The brief
The 318i had crossed 60,000 km, which on this generation of gearbox is the point BMW's own schedule calls for an ATF service. The owner read that, did the maths, and brought the car in rather than waiting for the shifts to start feeling off.
Automatic transmission fluid does two jobs at once: it carries the hydraulic pressure that actually changes the gears, and it lubricates and cools the gearbox doing it. Over tens of thousands of kilometres it darkens, picks up fine wear material, and loses some of its sharpness. There were no warning lights and the shifts still felt fine, this was simply maintenance done on time, before any of that turned into a problem.
The diagnosis
With the pan dropped, the drained fluid told a healthy story: darkened with age, as expected at this mileage, but no burnt smell and no metallic glitter beyond the normal fine residue caught on the magnetic strip.

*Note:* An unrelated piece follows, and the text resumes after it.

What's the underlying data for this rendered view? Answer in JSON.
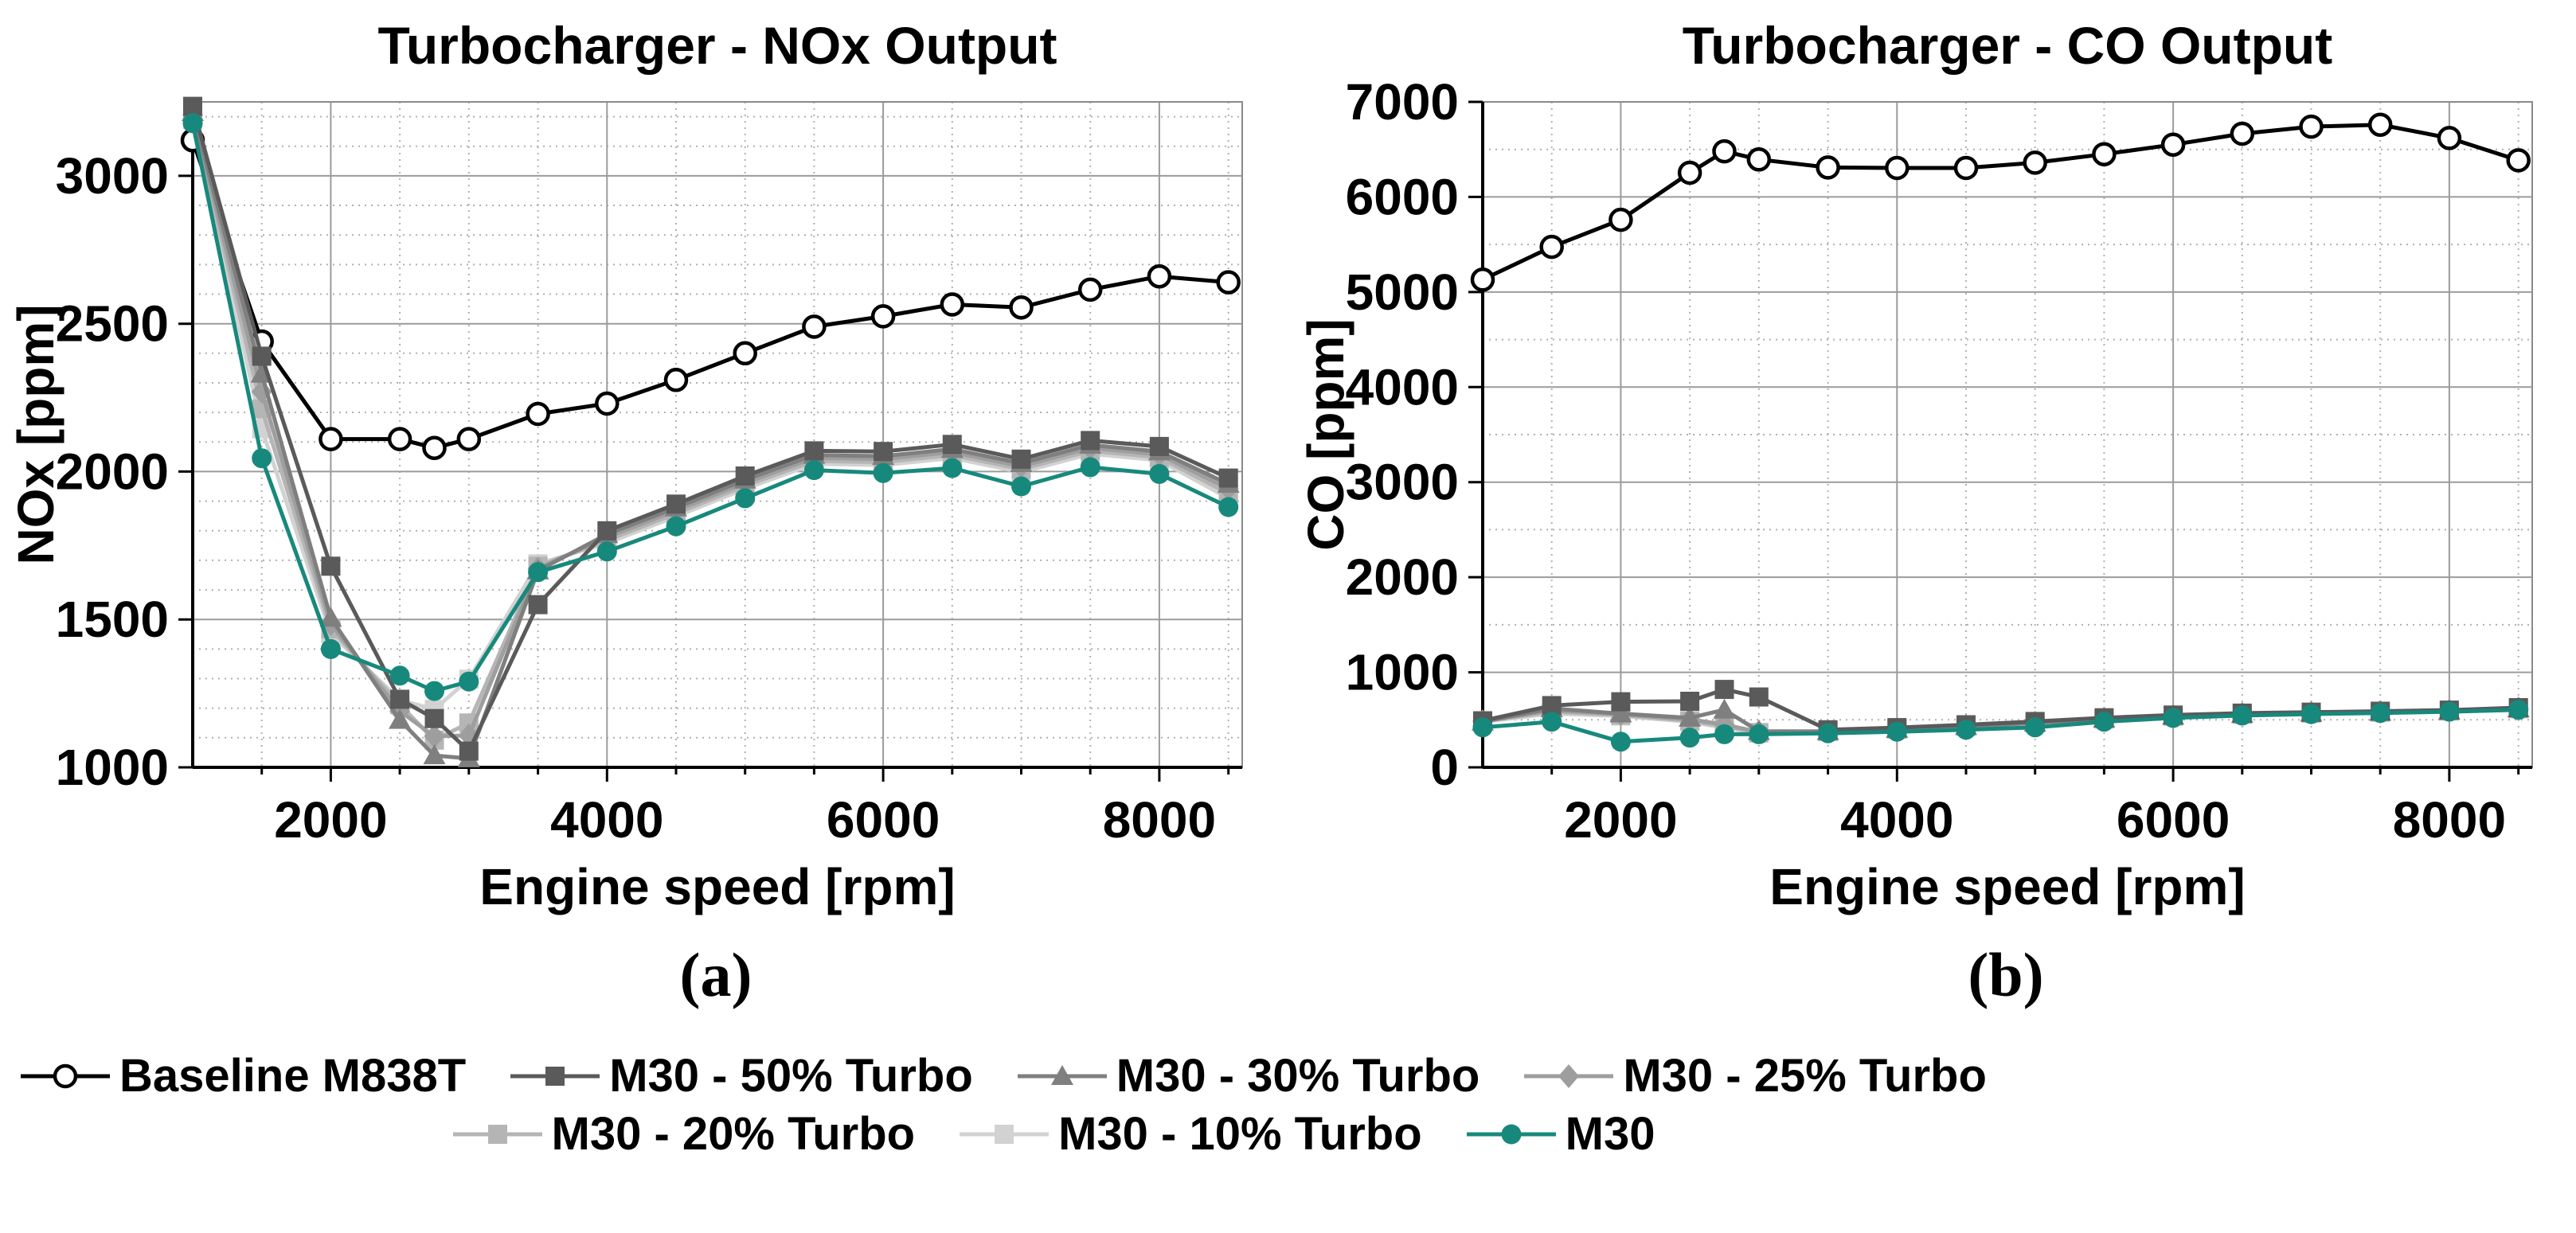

The gearbox internals looked good, the valve body clean. So this was a straightforward refresh rather than a repair, which is exactly what you want a 60,000 km ATF service to be: caught early enough that there is nothing to fix, just fluid to renew.
The work
The ATF pan was dropped and the old fluid drained out completely, and the magnetic strip wiped clean. A new BMW-spec ATF pan with its integrated filter and a fresh seal went on, then the gearbox was refilled with the correct BMW ATF to the warm-fluid level, the way the spec requires.
Finally the gearbox adaptation routine was run on the BMW handset, so the transmission control unit relearned its shift points on the clean fluid rather than carrying over the old worn-fluid settings.
The outcome
Smooth shifts across every gear change on the road test, the gearbox responding cleanly on the fresh fluid.
The 318i went home with its transmission reset for another long interval. For the owner, the value is in what did not happen: the gearbox is the most expensive single part of the drivetrain, and a fluid service on schedule is cheap insurance against the kind of wear that, left alone, eventually shows up as a slipping or harsh-shifting box that costs many times more to put right.